Nos tempos atuais, se vive um momento de grande agressividade, indisciplina e violência, Hanna Arendt (2013) nos alerta do grande esforço em solucionar este enigma no comportamento humano. A violência pode impor-se de forma banal, reflexo dos obstáculos que se apresentam às crianças; elas não sabem mais como resolver nem pequenos, nem grandes problemas. Portanto, tanto as provocações quanto as repressões da energia agressiva, poderão ocasionar comportamentos explosivos perigosos (BIRMAN, 2012).

A ciência moderna explica que os homens compartilham características como a agressividade com as demais espécies; a razão e o pensar, presentes no

homem, ser instintivo por natureza, podem produzir atitudes de extrema violência (Arendt, 2013). Mas, “[...] que a violência frequentemente advenha da raiva é um lugar comum, e a raiva pode realmente ser irracional ou patológica, mas isso também vale para qualquer outro sentimento humano” (ARENDT, 2013, p. 81).

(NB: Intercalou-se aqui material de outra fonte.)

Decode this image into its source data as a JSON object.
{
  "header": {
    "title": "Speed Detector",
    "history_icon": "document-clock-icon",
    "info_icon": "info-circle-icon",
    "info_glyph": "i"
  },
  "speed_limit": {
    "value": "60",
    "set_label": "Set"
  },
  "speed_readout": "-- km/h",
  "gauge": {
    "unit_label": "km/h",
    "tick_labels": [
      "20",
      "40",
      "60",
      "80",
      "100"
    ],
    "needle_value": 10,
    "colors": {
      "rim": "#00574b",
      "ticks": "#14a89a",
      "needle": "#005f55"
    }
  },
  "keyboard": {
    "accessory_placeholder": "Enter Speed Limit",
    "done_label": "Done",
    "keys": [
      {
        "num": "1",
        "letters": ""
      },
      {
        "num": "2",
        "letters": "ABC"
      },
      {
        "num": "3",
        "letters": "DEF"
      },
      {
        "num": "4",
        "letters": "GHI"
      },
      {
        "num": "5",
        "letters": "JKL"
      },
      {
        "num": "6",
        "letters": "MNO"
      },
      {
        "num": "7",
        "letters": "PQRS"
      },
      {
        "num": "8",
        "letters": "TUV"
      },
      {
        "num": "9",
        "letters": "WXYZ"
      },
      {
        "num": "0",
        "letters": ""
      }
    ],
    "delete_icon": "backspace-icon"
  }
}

Para a pesquisadora Marlene Guirado (1996), Foucault descreve brilhantemente o quanto estigmatizar e reprimir de forma legítima, através das instituições sociais, pode produzir efeitos contrários aos desejados. Tortura, fome, disciplina castradora e privação desumanizam. Daí vem a violência e simplesmente eliminá-la, seria como uma castração (Arendt, 2013). A castração funciona de modo permanente e pernicioso, vigiando sem ser percebida e desassujeitando o sujeito para poder utilizar-se dele (FOUCAULT, 2014).

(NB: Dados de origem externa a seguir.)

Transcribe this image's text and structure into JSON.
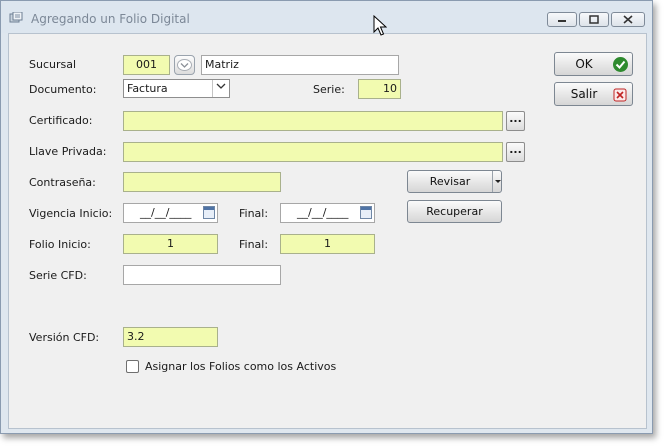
{
  "window": {
    "title": "Agregando un Folio Digital"
  },
  "form": {
    "sucursal_label": "Sucursal",
    "sucursal_code": "001",
    "sucursal_name": "Matriz",
    "documento_label": "Documento:",
    "documento_value": "Factura",
    "serie_label": "Serie:",
    "serie_value": "10",
    "certificado_label": "Certificado:",
    "certificado_value": "",
    "llave_label": "Llave Privada:",
    "llave_value": "",
    "contrasena_label": "Contraseña:",
    "contrasena_value": "",
    "vigencia_label": "Vigencia Inicio:",
    "vigencia_inicio_value": "__/__/____",
    "vigencia_final_label": "Final:",
    "vigencia_final_value": "__/__/____",
    "folio_label": "Folio Inicio:",
    "folio_inicio_value": "1",
    "folio_final_label": "Final:",
    "folio_final_value": "1",
    "serie_cfd_label": "Serie CFD:",
    "serie_cfd_value": "",
    "version_label": "Versión CFD:",
    "version_value": "3.2",
    "checkbox_label": "Asignar los Folios como los Activos",
    "checkbox_checked": false
  },
  "buttons": {
    "ok": "OK",
    "salir": "Salir",
    "revisar": "Revisar",
    "recuperar": "Recuperar",
    "dots": "..."
  },
  "icons": {
    "ok_icon": "check-circle-icon",
    "salir_icon": "cancel-x-icon",
    "calendar": "calendar-icon",
    "dropdown": "chevron-down-icon"
  },
  "colors": {
    "field_bg": "#f2fbb0",
    "ok_green": "#2e8a2e",
    "salir_red": "#c02424"
  }
}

As correções disciplinares fazem-se presentes no controle dos corpos e da fala e o medo atinge não só aos estudantes, mas também aos educadores; ambos temem romper com os limites pré-estabelecidos. Nas salas de aula, o silêncio tem que ser absoluto e os movimentos corporais refletem a disciplina necessária para a boa aprendizagem: na classe, alunos sentados, fora dela, em filas. Esta descrição nos reporta aos tempos mais antigos e ao modelo disciplinar considerado ideal por muitos educadores, infelizmente, mesmo hoje em dia. Esta forma de ensinar recorre ao castigo, à humilhação, à violência, à obediência e à subordinação. O professor, hierarquicamente superior aos alunos, deve despejar conhecimento e zelar pela formação moral dos alunos (AQUINO, 1996).

A família e a escola precisam estar articuladas para produzir o processo educacional. Talvez sejam os indisciplinados, cujo comportamento originou-se nas vivências anteriores ao período escolar, no ambiente familiar. Aquele aluno rebelde, agressivo, indiferente, desatento e sem limites, não sabe reproduzir em classe, aquilo que não aprendeu em casa. Neste caso, a escola não tem como assumir a responsabilidade de estruturar psiquicamente este estudante, quando as relações familiares são incapazes de agregar valores indispensáveis à formação da criança como ser humano, acabam por destruir o trabalho educacional promovido na escola e as dificuldades de aprendizagem são parâmetros sobre os quais precisamos analisar e discutir, com o objetivo de compreender a indisciplina.

Tudo isto torna-se a matéria-prima necessária para os laboratórios farmacêuticos que se utilizam dos modelos médicos para adoecer qualquer sofrimento ou criatividade, com foco nos lucros financeiros (ROUDINESCO, 2016), oferecerem soluções imediatas e mais fáceis para o controle dos corpos e das mentes, através da medicalização destes corpos e a escola não fica alheia a estas soluções, mesmo porque a formação e as condições de trabalho dos professores ficaram aquém das reais necessidades da educação das crianças e dos jovens. Em vista do aumento do uso de medicamentos nas escolas do mundo tudo, para Collares e Moysés (1994) o termo mais indicado seria a patologização da aprendizagem, ao invés de medicalização, isto porque o uso abusivo destes medicamentos estão patologizando a criança e negando-lhe seu desenvolvimento e condição de criança. E é assim que, “alunos briguentos até então suspensos são agora encaminhados para a Ritalina®” (ANTUNES, 2013, p. 35).